A pedofilia é um tema tabu em nossa sociedade e geralmente é ignorado porque o indivíduo não possui o conhecimento e as informações necessárias para lidar com o caso. Além disso, é importante enfatizar que a vítima e a visão da vítima sobre si mesmas são limitadas, pois muitas pessoas consideram essa situação de exploração normal. Sem dados pessoais, é difícil identificar o agressor. Porém, a maioria deles são pessoas próximas, como pais e mães, o que é mais complicado. O dial de direitos humanos (disque 100) recebeu cerca de 180 mil denúncias de violações de direitos de crianças e adolescentes, das quais 26 mil foram de exploração e abuso sexual, principalmente de meninas. O tratado silencioso deve ser quebrado, as vítimas devem confiar em suas vozes e devem ser saudadas por toda a sociedade antes que possam começar a resolver este grande problema.
A sexualidade ainda é um problema muito desafiador para todos, mas é inerente a si mesma, por isso é importante conversar sobre isso com adolescentes e crianças.
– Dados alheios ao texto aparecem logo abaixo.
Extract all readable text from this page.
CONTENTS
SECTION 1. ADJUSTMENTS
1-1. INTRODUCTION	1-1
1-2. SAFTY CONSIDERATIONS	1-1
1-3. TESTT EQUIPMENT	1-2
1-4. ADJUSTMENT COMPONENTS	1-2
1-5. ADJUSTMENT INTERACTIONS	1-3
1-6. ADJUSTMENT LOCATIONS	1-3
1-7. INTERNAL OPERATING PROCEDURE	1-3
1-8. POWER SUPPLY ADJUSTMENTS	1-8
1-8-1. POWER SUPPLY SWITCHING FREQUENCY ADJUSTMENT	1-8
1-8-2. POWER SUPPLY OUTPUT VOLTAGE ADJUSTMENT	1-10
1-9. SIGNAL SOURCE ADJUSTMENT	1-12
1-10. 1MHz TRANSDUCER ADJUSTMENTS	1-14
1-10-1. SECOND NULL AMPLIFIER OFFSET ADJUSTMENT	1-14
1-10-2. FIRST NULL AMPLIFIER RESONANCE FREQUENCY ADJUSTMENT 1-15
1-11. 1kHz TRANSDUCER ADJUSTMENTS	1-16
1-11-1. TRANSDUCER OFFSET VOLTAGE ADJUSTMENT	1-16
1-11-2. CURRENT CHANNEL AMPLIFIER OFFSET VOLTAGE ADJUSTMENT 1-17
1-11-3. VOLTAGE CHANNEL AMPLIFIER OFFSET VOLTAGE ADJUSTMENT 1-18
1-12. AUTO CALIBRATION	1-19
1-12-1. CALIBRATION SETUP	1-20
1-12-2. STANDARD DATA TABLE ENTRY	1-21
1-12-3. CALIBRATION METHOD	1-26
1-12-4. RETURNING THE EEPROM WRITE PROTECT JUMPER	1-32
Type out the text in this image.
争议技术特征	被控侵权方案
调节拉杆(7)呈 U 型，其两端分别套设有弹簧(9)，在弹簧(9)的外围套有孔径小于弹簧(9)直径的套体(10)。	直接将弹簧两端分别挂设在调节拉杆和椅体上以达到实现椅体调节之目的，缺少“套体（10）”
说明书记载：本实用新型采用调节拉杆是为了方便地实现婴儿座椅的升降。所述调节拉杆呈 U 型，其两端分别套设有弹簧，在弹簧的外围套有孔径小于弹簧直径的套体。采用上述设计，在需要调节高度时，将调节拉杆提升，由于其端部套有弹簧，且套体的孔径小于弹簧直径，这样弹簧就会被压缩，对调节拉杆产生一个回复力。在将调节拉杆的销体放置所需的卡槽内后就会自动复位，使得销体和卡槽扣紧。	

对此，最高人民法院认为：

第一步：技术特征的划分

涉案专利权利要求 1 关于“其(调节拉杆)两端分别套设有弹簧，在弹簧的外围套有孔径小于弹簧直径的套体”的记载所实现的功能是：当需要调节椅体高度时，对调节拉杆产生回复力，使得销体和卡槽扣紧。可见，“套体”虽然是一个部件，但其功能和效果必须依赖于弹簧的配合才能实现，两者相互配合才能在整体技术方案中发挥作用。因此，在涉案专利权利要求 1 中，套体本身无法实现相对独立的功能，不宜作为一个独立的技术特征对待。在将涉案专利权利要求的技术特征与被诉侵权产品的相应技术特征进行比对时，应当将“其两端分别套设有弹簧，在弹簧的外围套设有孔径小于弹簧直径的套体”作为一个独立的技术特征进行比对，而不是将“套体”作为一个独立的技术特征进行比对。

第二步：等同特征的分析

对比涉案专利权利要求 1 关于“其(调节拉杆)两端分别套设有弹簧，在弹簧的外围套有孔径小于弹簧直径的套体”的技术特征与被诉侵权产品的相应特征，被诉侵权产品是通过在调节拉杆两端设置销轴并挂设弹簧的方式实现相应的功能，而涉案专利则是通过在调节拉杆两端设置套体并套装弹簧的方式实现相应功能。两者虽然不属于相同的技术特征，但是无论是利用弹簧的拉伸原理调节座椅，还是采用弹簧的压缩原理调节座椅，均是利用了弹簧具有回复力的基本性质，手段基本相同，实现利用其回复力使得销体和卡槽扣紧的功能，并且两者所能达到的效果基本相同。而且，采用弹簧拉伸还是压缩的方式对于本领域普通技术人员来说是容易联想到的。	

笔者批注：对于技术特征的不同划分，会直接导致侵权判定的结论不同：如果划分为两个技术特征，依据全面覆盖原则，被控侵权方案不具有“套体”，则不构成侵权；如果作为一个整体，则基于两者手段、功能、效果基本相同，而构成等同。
A Dra. Albertina Duarte disse que por ser este o primeiro passo da prevenção, todos devem estar preparados para ouvir. Portanto, é muito importante que as crianças e os jovens estejam preparados para falar com segurança sobre este acontecimento, pois não é importante apenas que a sociedade quebre este tabu perante esta realidade trágica. Agências de proteção e agências de saúde pública estão dispostas a fornecer suporte total aos menores.
Os direitos humanos das crianças e dos jovens devem ser respeitados. Para tanto, é imprescindível que o governo federal e as redes de proteção (como Conselho Tutelar, Polícia e Poder Público) desenvolvam em conjunto um plano de consulta específico para os casos de pedofilia, visando uma melhor proteção às vítimas. Além disso, as escolas devem abrir aulas de educação sexual para que os alunos tenham mais compreensão e controle de seu corpo. Claro, o mais importante é que a família introduza o sexo às crianças.